1. Religion should be a matter of head and heart. Since the beginning, people called Methodist have used the best of the resources available from scripture, reason, tradition and personal experience in the practice of their faith. These elements unpack like this:
a) We take a serious approach to the witness of scripture rather than a literal approach. We consider what the message of the Bible said to the people who originally heard it as we discern how it still speaks today to people living in very different circumstances than theirs. As we do that, however, we seek to remain open to how the Holy Spirit speaks to our spirit through the witness of scripture.
b) In addition, being United Methodist doesn’t require a person to check their brain at the door. We use all our God-given abilities, including powers of reason, to discern what is necessary, right and good. We believe that God wants thinking Christians, not mindless sheep.
c) People called Methodist also value being part of that “great cloud of witnesses” which is the most vital part of the tradition of the Christian Church. We believe the faithful example and practices of our forerunners in the faith has much to teach us about how we might be better disciples. In lifting up tradition we make an important distinction between tradition and traditionalism. Traditionalism is a form of idolatry that preserves the practices of the past at the expense, or perhaps even exclusion, of the Church’s mission in the present age. Tradition is practicing the essentials of our ancient faith in a way that engages people today with the vital message of the Gospel. In all we do we strive to be on the living edge of Christian faith.

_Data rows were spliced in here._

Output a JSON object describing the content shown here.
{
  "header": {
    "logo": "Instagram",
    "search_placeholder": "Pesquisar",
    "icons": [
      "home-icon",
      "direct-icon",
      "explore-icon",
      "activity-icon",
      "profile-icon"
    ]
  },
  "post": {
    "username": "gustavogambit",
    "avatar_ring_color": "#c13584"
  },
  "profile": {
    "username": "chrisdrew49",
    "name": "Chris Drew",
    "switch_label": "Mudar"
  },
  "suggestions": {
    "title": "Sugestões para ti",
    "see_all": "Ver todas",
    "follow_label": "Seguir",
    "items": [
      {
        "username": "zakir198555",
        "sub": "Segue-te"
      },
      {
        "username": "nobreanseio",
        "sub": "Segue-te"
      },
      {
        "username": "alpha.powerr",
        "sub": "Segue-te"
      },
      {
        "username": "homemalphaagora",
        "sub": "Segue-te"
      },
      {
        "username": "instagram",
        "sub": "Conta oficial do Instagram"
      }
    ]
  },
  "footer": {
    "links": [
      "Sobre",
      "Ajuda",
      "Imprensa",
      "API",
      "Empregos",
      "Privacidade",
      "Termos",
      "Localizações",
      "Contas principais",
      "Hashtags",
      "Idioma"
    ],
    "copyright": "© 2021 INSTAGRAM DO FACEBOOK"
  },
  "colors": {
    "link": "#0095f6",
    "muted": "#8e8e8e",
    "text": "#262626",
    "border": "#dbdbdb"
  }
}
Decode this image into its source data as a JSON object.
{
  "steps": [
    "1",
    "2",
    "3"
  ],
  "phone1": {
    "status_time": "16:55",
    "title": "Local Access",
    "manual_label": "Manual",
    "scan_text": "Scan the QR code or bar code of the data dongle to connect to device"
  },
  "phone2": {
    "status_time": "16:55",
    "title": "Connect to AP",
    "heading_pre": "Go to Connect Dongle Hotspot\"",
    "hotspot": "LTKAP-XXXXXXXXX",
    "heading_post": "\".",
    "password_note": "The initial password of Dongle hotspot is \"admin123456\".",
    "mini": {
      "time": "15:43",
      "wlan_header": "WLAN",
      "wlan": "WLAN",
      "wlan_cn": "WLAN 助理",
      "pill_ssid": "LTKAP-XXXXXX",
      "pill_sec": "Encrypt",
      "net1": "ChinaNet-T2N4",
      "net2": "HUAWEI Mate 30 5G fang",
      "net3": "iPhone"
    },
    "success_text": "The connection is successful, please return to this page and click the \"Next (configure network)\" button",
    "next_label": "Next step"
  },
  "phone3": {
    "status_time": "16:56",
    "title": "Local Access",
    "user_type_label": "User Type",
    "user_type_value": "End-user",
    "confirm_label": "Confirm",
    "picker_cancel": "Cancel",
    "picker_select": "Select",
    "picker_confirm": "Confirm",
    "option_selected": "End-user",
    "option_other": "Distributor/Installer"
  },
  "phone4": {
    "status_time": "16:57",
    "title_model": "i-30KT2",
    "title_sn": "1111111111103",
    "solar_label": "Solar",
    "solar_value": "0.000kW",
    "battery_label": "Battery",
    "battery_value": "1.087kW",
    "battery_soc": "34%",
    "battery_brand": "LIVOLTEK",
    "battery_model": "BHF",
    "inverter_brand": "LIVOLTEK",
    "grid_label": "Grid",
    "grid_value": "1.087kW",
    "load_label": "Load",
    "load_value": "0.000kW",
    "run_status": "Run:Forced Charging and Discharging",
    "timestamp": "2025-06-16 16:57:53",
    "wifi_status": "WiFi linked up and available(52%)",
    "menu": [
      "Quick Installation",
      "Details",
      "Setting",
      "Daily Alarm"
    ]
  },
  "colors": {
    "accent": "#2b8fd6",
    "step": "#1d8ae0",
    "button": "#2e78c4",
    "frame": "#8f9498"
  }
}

d) Lastly, we believe God still speaks to people today. The Methodist Movement began with the experience of one individual, John Wesley, who had a personal encounter with Jesus Christ that left his heart on fire for God. For years one of the questions asked of Methodist preachers was whether they had experience of Christ as their Savior. When Methodists gathered in small groups, they inquired of one another, “How is it with your soul?” as a way of inviting each person to share their present experience of God. We believe that such experiences make all the difference. From generation to generation the people called Methodist have believed that that an individual encounter with God in Jesus Christ has the power to transform a person’s life. The experience opens them to new understandings of the Bible, offers new ideas about their place in God’s creation, and prompts them to consider new ways of practicing their faith in the world.
Next week, I’ll write about why what United Methodists believe about salvation makes a huge difference in how we try to be Christian and how being in Christ influences us to engage the world. Until then, may the best gifts of the Bible’s witness, reason’s guiding light, the living edge of Christian tradition and a personal experience of God’s saving grace direct your path and satisfy your soul.